Теперь он стоит на том месте, где когда-то стоял с отцом. Теперь он уже в возрасте отца, а может, и на несколько лет постарше. И у него, как у отца — брак оказался несчастливым. И теперь он вернулся в первые свои места и, за отсутствием близкой души, стоит и глядит на это странное создание по имени Брум. Сам вряд ли помнит, как его зовут, но он, Бруно помнит, что его имя — Брум.
Брум встал на ноги, стукнул тростью о тротуар и свернул на скотопрогонную тропу, забранную с двух сторон невысоким каменным барьером. Тропа оборвалась, и на задах аптеки, в саду, зажглись несколько лучей, высветивших пятна желтизны на стене под двускатной крышей. Теперь казалось, что этот уголок ему особенно хорошо знаком. Здесь они с дядей Сало, весельчаком, мимоходом останавливались. Дядя — просмотреть газету, он — полизать мороженое. Всегда лишь на момент, но именно это летучее мгновение, вся замечательность которого состояла в удовольствии от мороженого, запомнилось так ярко, может быть оттого, что это и была простейшая чувственная радость.
Он переходил от дерева к дереву, не спеша уйти далеко. Тут было много родных местечек, названий которых он теперь не помнил. Ноги у него огрузли и отяжелели. Напрасно он пытался вспомнить. Не вспоминалось, и он брел от дерева к дереву, от скамьи к скамье. Послеобеденные часы прошли, в уголках парка селились ранние сумерки.
Вечером он вернулся в заведение певички Гиль. Гиль не было. Сказали, что простудилась. Народу было много, но не слишком. Лилипуты, сидя на подставках, пели грустные экзотические песни. Они смахивали на взрослых людей, у которых лица съежились от тоски. Молодой японец, по соседству с Бруно, был разговорчив и откровенничал; по-видимому, выпил лишнее. И он, как видно, рассчитывал поймать певичку Гиль и, дожидаясь ее, перебрал спиртного.
Уже два года как он учится в политехническом институте близ Кноспена. Получил стипендию. Но тоска по Японии сводит его с ума; поэтому трудно заниматься. Трудно отличиться.
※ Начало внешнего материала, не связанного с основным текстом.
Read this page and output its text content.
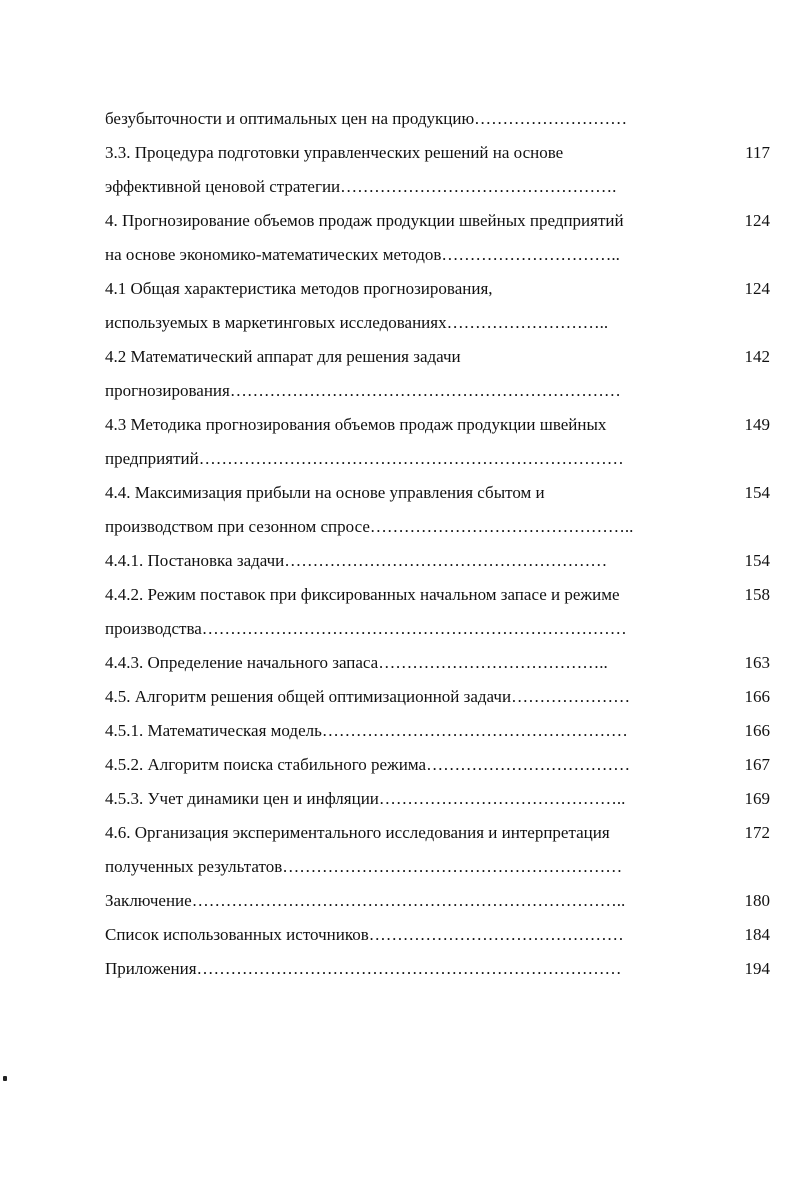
безубыточности и оптимальных цен на продукцию………………………
3.3. Процедура подготовки управленческих решений на основе	117
эффективной ценовой стратегии………………………………………….
4. Прогнозирование объемов продаж продукции швейных предприятий	124
на основе экономико-математических методов…………………………..
4.1 Общая характеристика методов прогнозирования,	124
используемых в маркетинговых исследованиях………………………..
4.2 Математический аппарат для решения задачи	142
прогнозирования……………………………………………………………
4.3 Методика прогнозирования объемов продаж продукции швейных	149
предприятий…………………………………………………………………
4.4. Максимизация прибыли на основе управления сбытом и	154
производством при сезонном спросе………………………………………..
4.4.1. Постановка задачи…………………………………………………	154
4.4.2. Режим поставок при фиксированных начальном запасе и режиме	158
производства…………………………………………………………………
4.4.3. Определение начального запаса…………………………………..	163
4.5. Алгоритм решения общей оптимизационной задачи…………………	166
4.5.1. Математическая модель………………………………………………	166
4.5.2. Алгоритм поиска стабильного режима………………………………	167
4.5.3. Учет динамики цен и инфляции……………………………………..	169
4.6. Организация экспериментального исследования и интерпретация	172
полученных результатов……………………………………………………
Заключение…………………………………………………………………..	180
Список использованных источников………………………………………	184
Приложения…………………………………………………………………	194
Не по вкусу ему и пища. Он много пьет. В Японии, пускай она и модерновая, есть еще уголки счастья и красоты. Человек не по своей воле родится и умирает, но маленькая, призрачная свобода между сроками — вот что придает смысл этой жизни и жизни после нее. Теперь он заточен тут, на австрийской этой чужбине, где знают только пиво да шумную музыку.
Речь его была мешаниной немецкого с английским. В голосе была чужедальняя мелодичность, почему-то приятная усталому слуху Бруно. Лилипуты продолжали петь, но японец их не жаловал. Они, правда, из Азии, но песни у них фальшивые. Рабы фирмы. Бруно тоже пил. Спиртное притупило его чувства, но голова, как назло, оставалась ясной. Ясные апрельские дни заронили в его мозг свой свет. Трудно было избавиться от этого.
— Вы откуда, — спросил японец с внезапным недоверием, — вы местный?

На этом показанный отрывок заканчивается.